İndis sonuçları 2022-2050 yılları arasında Türkiye’de sıcak bölgelerin 1972-2000 referans aralığına göre artacağına işaret ediyor. İç Anadolu, Ege Bölgesi’nin iç kesimleri, Orta ve Batı Karadeniz gibi bölgelerin giderek ısınacağı dikkat çekiyor. Referans dönemde bu bölgelerin bir kısmı, bağcılık için çok soğuk, bir kısmı ise“soğuk” bölge sınıflandırmasında yer alıyordu. Yani, daha önce bağcılık için çok soğuk ya da soğuk olarak nitelendirilen bazı bölgelerde iklimsel değişikliklere bağlı sıcaklık artışlarıyla bazı ürünler için uygun koşulların oluşabileceği söylenebilir.

Erkenci çeşitler, yüksek rakımlı bölgelere daha uygun

Bunun yanı sıra Akdeniz ve Ege Bölgeleri’nin kıyı kesimleri ile Güneydoğu Anadolu Bölgesi’nin güneyinde de dikkat çekici bir sıcaklık artışı gözleniyor. Rakımın oldukça yüksek olduğu Doğu Anadolu Bölgesi’nde ise bazı alanlar ‘‘çok serin’’ kategorisinden çıkıp ‘‘serin’’ kategorisine geçse de, yüksek rakım nedeniyle bu bölgelerin bağcılığa uygunluğunda bir değişiklik öngörülmüyor.

Ege’nin kıyı kesimleri ile Güney ve Güneydoğu Anadolu gibi alçak rakımlı bölgelerde, meyvede yeterli miktarda şeker veya aroma birikimini sağlayabilecek termal değerler, geç olgunlaşan türler için daha uygun görünüyor. İç Anadolu ve Karadeniz gibi yüksek rakımlı bölgelerde ise, gerekli şekeri henüz ilk donlar meydana gelmeden biriktirebilecek erkenci çeşitler, daha uygun olabilir.

Gelecekte Bolu, Ilgaz, Köroğlu ve Sündiken sıradağlarının yer aldığı yüksek alanlar dışında İç Anadolu’nun ve Batı Karadeniz’in büyük bir kısmı, ortalama 1400 ila 1600°C arasında sıcaklık toplamı isteyen üzüm çeşitleri için uygun hale gelebilir.

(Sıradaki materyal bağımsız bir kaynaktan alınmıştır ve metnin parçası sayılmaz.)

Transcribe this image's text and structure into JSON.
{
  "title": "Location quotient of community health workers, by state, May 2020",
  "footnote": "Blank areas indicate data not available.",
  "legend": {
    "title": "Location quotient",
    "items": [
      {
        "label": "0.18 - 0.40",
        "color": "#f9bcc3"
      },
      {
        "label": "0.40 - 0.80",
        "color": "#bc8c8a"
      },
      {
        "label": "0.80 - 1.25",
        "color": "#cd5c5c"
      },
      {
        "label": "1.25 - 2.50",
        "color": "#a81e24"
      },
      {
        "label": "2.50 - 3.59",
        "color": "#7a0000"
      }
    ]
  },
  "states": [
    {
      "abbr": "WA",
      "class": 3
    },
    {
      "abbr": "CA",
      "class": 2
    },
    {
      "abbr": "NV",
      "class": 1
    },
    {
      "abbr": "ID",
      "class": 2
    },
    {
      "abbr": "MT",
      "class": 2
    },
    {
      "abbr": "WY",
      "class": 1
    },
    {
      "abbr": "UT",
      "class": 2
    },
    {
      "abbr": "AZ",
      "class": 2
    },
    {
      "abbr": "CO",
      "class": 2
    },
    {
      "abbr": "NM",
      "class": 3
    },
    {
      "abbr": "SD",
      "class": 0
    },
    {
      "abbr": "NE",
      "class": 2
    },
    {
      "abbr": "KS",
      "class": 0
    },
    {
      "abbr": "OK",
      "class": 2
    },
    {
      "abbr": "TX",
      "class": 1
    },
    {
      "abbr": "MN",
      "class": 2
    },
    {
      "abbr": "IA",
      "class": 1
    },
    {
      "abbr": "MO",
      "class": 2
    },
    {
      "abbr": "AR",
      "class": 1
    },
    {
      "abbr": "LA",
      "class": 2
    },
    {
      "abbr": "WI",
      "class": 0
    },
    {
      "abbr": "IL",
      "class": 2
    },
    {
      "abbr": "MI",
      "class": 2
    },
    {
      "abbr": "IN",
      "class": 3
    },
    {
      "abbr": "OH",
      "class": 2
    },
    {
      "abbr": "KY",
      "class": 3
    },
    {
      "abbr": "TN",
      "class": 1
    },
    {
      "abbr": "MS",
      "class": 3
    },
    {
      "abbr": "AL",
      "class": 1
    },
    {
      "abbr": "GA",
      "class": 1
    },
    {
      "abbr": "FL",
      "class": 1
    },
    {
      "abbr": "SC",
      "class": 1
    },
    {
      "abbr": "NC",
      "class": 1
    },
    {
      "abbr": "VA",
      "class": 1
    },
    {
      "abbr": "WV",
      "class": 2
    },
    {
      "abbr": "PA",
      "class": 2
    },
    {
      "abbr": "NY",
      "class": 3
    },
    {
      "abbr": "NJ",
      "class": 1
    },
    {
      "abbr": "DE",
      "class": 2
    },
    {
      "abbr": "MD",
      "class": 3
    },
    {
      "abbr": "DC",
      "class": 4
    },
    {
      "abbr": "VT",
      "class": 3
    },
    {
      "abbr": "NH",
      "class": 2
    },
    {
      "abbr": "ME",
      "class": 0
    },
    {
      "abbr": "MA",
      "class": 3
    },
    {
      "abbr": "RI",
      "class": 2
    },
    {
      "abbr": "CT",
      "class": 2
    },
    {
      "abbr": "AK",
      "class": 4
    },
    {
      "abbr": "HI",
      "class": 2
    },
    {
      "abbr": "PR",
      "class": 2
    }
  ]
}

Ege’de ve güneyde ‘aşırı sıcak’ alanlar artabilir

Çalışmada her iki iklim modeli için elde edilen diğer indis (Huglin İndisi -HI- gündüz sıcaklık birikimi) sonuçları ise, referans döneme kıyasla 2022-2050 döneminde sıcaklıkların artacağına ve sıcak bölgelerin genişleyeceğine işaret ediyor.

Bu indis, fotosentez güneşli saatlerde gerçekleştiği için yalnızca gün ışığında biriken sıcaklığı dikkate alır. Hem büyüme mevsimi hem de meyvedeki şeker konsantrasyonu ile ilişkilidir. Özellikle yaz aylarında, yüksek enlemlerde ve uzun günlerde daha fazla maruz kalınan yüksek sıcaklıkların etkisinin dikkate alınmasını sağlayan bu indis sayesinde, hangi bölgede hangi üzüm çeşidinin yetişmesi gerektiğine dair bilgi sağlanabilir.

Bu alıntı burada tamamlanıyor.